Aujourd'hui, les avancées scientifiques sont de plus en plus nombreuses dans ce secteur de la bio-impression. Ce sont en effet plus d'une centaine d'articles scientifiques qui ont été rédigés par les différents acteurs de ce marché, qui sont aussi bien de grandes multinationales telles que Organovo, ou de petite start-up comme Poietis ou encore des laboratoires universitaires comme celui en Corée du Sud. Ce sont donc une multitude d'acteurs qui interviennent et font émerger de nouvelles technologies à visées cliniques et industrielles.
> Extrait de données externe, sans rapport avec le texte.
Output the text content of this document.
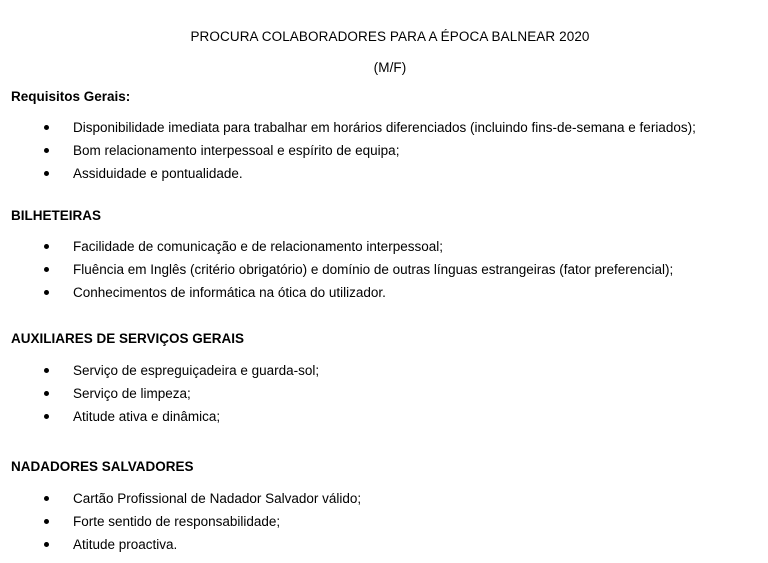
PROCURA COLABORADORES PARA A ÉPOCA BALNEAR 2020
(M/F)
Requisitos Gerais:
Disponibilidade imediata para trabalhar em horários diferenciados (incluindo fins-de-semana e feriados);
Bom relacionamento interpessoal e espírito de equipa;
Assiduidade e pontualidade.
BILHETEIRAS
Facilidade de comunicação e de relacionamento interpessoal;
Fluência em Inglês (critério obrigatório) e domínio de outras línguas estrangeiras (fator preferencial);
Conhecimentos de informática na ótica do utilizador.
AUXILIARES DE SERVIÇOS GERAIS
Serviço de espreguiçadeira e guarda-sol;
Serviço de limpeza;
Atitude ativa e dinâmica;
NADADORES SALVADORES
Cartão Profissional de Nadador Salvador válido;
Forte sentido de responsabilidade;
Atitude proactiva.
5 thèses ont été rédigées sur ce sujet ces dernières années.
37 brevets ont été déposés par Poietis sur la technologie de bio-impression assistée par laser.
1.2 Veille technique
Actuellement, il existe trois techniques majeures dans le domaine de la bio-impression :
La technologie de bio-impression assistée par laser :
Cette technologie a été développée par Poietis. Elle permet un positionnement précis des cellules qui aboutit en deux à trois semaines à des équivalents de peau. Ce sont en effet la focalisation d'une impulsion laser sur une cartouche (composée d'un film d'encre étalé sur une plaque de verre) qui entraîne la formation d'un jet d'encre vers un support sur lequel sont recueillies des micro-gouttelettes de cellules.
Ce support contient un bio polymère qui sert de réceptacle aux cellules et qui aide à leur développement lors de la phase de maturation, où les cellules interagissent pour acquérir la structure finale du tissu. Cette phase permet de différencier la bio-impression 3D et 4D. La quatrième dimension correspond ainsi à celle du temps : à partir du moment où les cellules entrent en phase de maturation pour se développer et former un tissu, c’est la bio-impression 4D.
Cette technique assistée par laser reste actuellement la plus performante sur le marché de la bio-impression. En effet, elle permet un temps d’impression court, une viabilité cellulaire de 95%, une résolution élevée. Le seul inconvénient est qu'elle reste à un prix très élevé, mais toute avancée technologique a un coût.
La vidéo qui suit est issue du site internet de Poietis, et résume parfaitement le fonctionnement de ce type d’impression.
La technologie de bio-impression par micro-extrusion
Avec cette technologie, les bio-matériaux sont poussés dans une micro-aiguille en alternant agrégats de cellules et hydrogel, et sont ainsi déposés sur un support fixe. Après l’application couche par couche, une maturation est nécessaire afin que le tissu acquière la structure tridimensionnelle souhaitée. Cette technologie a pour caractéristique d'avoir une résolution moyenne, un temps d’impression long, un coût moyen et une viabilité cellulaire entre 40 et 80%. Elle possède cependant l'avantage de pouvoir être réalisée à température ambiante et favoriser l'incorporation directe et homogène des cellules avec l'hydrogel.
La technologie de bio-impression par jet d'encre
Cette technologie permet de déposer des gouttelettes de bio-encre (cellules) couche par couche sur un support hydrogel ou une plaque de culture. Elle peut être réalisée soit par méthode thermique qui utilise la chaleur pour créer des bulles d’air qui éclatent ensuite et éjectent ainsi les gouttes de matériaux biologiques, soit par méthode piézoélectrique qui utilise quant à elle une charge électrique qui s’accumule dans certains matériaux solides. Cette technologie est réputée pour avoir un temps d’impression court, une viabilité cellulaire supérieure à 85%, un faible coût, mais également pour avoir une très mauvaise résolution. Elle peut cependant endommager quelques fois la membrane cellulaire et ainsi entrainer cette mauvaise résolution.